Politics and government
Serbian Interior Minister Radmilo Bogdanovic, who controlled the riot police, resigned, several days after riot police had moved against 30,000 protesters, mostly students, in Belgrade.

Canadian Prime Minister Brian Mulroney and U.S. President George Bush signed an agreement which they said would end acid rain within 10 years. The air quality agreement committed the countries to curb emissions causing acid rain and to reduce air pollutants.

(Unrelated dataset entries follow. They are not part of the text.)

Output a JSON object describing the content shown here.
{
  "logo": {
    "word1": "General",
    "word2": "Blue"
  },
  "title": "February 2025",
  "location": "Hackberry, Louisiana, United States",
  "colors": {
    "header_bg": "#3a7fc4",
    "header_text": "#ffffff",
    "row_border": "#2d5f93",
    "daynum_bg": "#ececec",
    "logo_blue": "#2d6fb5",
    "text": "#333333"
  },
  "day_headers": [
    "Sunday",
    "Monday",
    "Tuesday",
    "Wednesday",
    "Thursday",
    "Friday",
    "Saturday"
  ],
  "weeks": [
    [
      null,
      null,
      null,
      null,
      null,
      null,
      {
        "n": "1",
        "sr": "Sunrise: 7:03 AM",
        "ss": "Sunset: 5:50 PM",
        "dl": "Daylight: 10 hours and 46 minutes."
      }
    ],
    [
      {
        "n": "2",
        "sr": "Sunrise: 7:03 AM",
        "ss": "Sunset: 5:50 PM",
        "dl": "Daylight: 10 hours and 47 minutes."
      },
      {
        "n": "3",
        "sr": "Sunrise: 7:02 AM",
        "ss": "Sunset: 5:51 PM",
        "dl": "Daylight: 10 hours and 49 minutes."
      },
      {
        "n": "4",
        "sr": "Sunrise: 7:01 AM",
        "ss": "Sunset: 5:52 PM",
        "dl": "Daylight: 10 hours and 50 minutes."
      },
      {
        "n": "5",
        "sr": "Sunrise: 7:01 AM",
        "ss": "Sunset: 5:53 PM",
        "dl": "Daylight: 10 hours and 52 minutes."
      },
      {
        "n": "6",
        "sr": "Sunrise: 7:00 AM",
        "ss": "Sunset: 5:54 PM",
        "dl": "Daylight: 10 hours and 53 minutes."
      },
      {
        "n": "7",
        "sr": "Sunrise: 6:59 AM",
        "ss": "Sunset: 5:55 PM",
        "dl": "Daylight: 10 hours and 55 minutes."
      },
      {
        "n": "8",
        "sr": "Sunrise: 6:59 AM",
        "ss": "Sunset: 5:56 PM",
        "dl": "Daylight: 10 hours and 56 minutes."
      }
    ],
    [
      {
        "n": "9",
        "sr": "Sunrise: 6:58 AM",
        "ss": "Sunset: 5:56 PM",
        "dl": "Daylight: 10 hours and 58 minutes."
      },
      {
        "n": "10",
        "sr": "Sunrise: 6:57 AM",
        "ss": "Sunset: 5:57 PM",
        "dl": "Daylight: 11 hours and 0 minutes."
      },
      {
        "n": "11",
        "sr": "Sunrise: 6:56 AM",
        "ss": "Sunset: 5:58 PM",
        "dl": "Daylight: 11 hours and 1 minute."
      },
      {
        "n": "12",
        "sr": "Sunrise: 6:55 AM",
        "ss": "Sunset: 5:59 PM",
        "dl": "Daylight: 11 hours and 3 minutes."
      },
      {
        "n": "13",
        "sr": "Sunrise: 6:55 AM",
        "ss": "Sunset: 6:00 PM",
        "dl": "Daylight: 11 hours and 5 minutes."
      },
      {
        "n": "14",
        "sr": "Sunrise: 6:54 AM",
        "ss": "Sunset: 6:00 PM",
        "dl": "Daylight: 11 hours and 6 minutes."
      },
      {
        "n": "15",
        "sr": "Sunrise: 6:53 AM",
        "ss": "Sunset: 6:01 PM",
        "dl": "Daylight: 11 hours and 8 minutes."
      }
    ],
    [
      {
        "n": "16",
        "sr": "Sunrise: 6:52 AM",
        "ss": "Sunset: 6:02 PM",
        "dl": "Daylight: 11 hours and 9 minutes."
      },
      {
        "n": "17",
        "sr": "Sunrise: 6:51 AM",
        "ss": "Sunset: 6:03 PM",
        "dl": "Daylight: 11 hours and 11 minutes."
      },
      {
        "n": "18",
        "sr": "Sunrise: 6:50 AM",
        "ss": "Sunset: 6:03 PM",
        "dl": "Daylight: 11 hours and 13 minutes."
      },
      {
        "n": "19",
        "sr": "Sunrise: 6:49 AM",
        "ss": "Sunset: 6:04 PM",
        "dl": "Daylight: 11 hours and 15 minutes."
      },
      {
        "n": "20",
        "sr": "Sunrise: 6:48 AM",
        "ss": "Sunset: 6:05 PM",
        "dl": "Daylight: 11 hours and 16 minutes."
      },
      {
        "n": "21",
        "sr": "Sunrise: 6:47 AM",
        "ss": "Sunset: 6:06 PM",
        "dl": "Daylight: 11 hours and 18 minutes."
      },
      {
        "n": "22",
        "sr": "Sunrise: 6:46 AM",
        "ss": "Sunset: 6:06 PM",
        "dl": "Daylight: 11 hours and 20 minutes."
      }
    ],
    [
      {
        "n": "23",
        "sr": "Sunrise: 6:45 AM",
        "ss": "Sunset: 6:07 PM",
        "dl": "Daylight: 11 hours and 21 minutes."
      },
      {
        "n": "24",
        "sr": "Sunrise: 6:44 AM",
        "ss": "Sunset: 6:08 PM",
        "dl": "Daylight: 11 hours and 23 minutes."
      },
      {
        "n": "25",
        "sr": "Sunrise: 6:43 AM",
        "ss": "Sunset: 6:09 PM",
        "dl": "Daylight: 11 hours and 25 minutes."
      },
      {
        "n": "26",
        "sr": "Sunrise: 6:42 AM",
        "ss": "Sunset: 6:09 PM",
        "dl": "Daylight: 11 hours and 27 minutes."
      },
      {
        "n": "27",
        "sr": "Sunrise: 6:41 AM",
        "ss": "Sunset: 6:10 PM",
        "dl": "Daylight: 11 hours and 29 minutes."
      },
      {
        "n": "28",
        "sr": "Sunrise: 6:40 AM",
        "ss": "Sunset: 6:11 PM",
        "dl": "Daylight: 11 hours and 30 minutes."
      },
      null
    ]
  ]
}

Exxon Corporation signed a plea bargain with the U.S. government and the state of Alaska relating to charges resulting from the 1989 oil spill from the tanker Exxon Valdez. Exxon agreed to pay a criminal fine of $100 million and to pay $900 million in civil damage to repair damage to the Alaska coast. Exxon also agreed to plead guilty to one count of killing migratory birds, and its subsidiary Exxon Shipping Company accepted a charge of negligent discharge of pollutants and the killing of wildlife.

Figure skating
Lloyd Eisler and Isabelle Brasseur of Canada again won a silver medal for pairs at the world championships in Munich.

20 years ago

Died on this date
Krzysztof Kieślowski, 54
. Polish movie director and screenwriter. Mr. Kieślowski was known for The Double Life of Véronique (1991)--the most boring movie this blogger has ever seen--and the Three Colors Trilogy (1993-1994). He died during open-heart surgery after a heart attack.

16 primary school children and one teacher in Dunblane, Scotland were shot dead by Thomas Hamilton, 43, who then committed suicide. See also here.

10 years ago

Died on this date
Robert C. Baker, 84
. U.S. food scientist. Dr. Baker, a professor at Cornell University, created the chicken nugget and many other innovations related tp poultry.

Maureen Stapleton, 80. U.S. actress. Miss Stapleton won Tony Awards for her starring performances in The Rose Tattoo (1951) and The Gingerbread Lady (1971); an Emmy Award for the television film Among the Paths to Eden (1967); and the Academy Award for her supporting performance in Reds (1981). She was nominated for Oscars for her supporting performances in Lonelyhearts (1958); Airport (1970); and Interiors (1978). Miss Stapleton was inducted into the American Theatre Hall of Fame in 1981.

Canadian Prime Minister Stephen Harper paid his first surprise visit to Canadian troops in Kandahar, Afghanistan.